We can find the calculated feature data from the database.

In [None]:
feature = list(training_select.limit(1).execute())[0][input_key]
feature_size = len(feature)

<!-- TABS -->
## Build and train classifier

In [None]:
# <tab: Scikit-Learn>
from pinnacle_sklearn import Estimator, SklearnTrainer
from sklearn.svm import SVC

model = Estimator(
    identifier="my-model",
    object=SVC(),
    trainer=SklearnTrainer(
        "my-trainer",
        key=(input_key, "label"),
        select=training_select,
    ),
)

In [None]:
# <tab: Torch>
import torch
from torch import nn
from pinnacle_torch.model import TorchModel
from pinnacle_torch.training import TorchTrainer
from torch.nn.functional import cross_entropy


class SimpleModel(nn.Module):
    def __init__(self, input_size=16, hidden_size=32, num_classes=3):
        super(SimpleModel, self).__init__()
        self.fc1 = nn.Linear(input_size, hidden_size)
        self.relu = nn.ReLU()
        self.fc2 = nn.Linear(hidden_size, num_classes)

    def forward(self, x):
        out = self.fc1(x)
        out = self.relu(out)
        out = self.fc2(out)
        return out

preprocess = lambda x: torch.tensor(x)

# Postprocess function for the model output    
def postprocess(x):
    return int(x.topk(1)[1].item())

def data_transform(features, label):
    return torch.tensor(features), label

# Create a Logistic Regression model
# feature_length is the input feature size
model = SimpleModel(feature_size, num_classes=num_classes)
model = TorchModel(
    identifier='my-model',
    object=model,         
    preprocess=preprocess,
    postprocess=postprocess,
    trainer=TorchTrainer(
        key=(input_key, 'label'),
        identifier='my_trainer',
        objective=cross_entropy,
        loader_kwargs={'batch_size': 10},
        max_iterations=1000,
        validation_interval=100,
        select=select,
        transform=data_transform,
    ),
)

Define a validation for evaluating the effect after training.

In [None]:
from pinnacle import Dataset, Metric, Validation


def acc(x, y):
    return sum([xx == yy for xx, yy in zip(x, y)]) / len(x)
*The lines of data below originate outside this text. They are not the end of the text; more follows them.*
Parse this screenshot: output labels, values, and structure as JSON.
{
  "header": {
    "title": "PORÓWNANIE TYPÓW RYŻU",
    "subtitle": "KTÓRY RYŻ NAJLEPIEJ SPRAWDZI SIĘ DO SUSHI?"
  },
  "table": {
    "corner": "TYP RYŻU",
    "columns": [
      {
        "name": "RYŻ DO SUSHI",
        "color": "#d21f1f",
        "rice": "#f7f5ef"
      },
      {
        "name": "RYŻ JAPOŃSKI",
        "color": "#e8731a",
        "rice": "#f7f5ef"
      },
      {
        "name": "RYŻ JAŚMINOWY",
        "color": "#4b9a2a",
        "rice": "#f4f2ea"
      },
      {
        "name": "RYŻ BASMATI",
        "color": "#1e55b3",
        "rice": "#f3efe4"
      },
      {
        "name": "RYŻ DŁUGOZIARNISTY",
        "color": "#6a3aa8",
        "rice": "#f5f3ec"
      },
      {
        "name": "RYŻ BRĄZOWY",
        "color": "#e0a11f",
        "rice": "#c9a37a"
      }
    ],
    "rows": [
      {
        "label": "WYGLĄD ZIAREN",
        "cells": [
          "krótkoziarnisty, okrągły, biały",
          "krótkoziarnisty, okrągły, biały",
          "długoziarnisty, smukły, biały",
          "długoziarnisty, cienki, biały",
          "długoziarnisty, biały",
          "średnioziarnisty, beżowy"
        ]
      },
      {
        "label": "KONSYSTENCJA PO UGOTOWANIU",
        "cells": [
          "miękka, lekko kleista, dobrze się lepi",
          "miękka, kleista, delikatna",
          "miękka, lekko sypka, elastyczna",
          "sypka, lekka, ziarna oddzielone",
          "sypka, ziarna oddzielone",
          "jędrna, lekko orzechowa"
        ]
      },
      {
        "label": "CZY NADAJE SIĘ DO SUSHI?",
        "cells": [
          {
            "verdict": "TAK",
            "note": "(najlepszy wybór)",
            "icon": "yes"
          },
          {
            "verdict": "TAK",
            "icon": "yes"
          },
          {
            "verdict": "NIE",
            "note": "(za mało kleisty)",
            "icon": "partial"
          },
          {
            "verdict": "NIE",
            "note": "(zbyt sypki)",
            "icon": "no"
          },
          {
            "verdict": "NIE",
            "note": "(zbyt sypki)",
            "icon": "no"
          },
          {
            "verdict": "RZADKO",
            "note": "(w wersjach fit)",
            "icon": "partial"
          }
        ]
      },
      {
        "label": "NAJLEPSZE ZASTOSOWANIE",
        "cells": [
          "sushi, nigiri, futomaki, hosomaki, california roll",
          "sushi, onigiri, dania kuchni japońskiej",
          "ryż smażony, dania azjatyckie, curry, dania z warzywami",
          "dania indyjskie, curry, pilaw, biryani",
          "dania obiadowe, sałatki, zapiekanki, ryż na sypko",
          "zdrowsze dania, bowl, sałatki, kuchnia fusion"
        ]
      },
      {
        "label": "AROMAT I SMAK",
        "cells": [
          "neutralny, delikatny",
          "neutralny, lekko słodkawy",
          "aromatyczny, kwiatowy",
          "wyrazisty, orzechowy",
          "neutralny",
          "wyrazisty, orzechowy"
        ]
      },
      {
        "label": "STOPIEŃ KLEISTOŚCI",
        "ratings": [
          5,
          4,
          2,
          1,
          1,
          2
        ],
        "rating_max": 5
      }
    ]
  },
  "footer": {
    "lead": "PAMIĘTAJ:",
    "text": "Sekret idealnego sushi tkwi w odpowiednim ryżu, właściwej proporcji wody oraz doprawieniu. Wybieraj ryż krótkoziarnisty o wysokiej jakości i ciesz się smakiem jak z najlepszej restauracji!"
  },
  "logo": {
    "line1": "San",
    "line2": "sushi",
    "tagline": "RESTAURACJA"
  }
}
accuracy = Metric(identifier="acc", object=acc)
validation = Validation(
    "transfer_learning_performance",
    key=(input_key, "label"),
    datasets=[
        Dataset(identifier="my-valid", select=training_select.add_fold('valid'))
    ],
    metrics=[accuracy],
)
model.validation = validation

If we execute the apply function, then the model will be added to the database, and because the model has a Trainer, it will perform training tasks.

In [None]:
db.apply(model)

In [None]:
model.encode()

Get the training metrics

In [None]:
model = db.load('model', model.identifier)
model.metric_values

In [None]:
from pinnacle import Template

t = Template('transfer-learner', template=model, substitutions={'docs': 'table'})

In [None]:
t.export('.')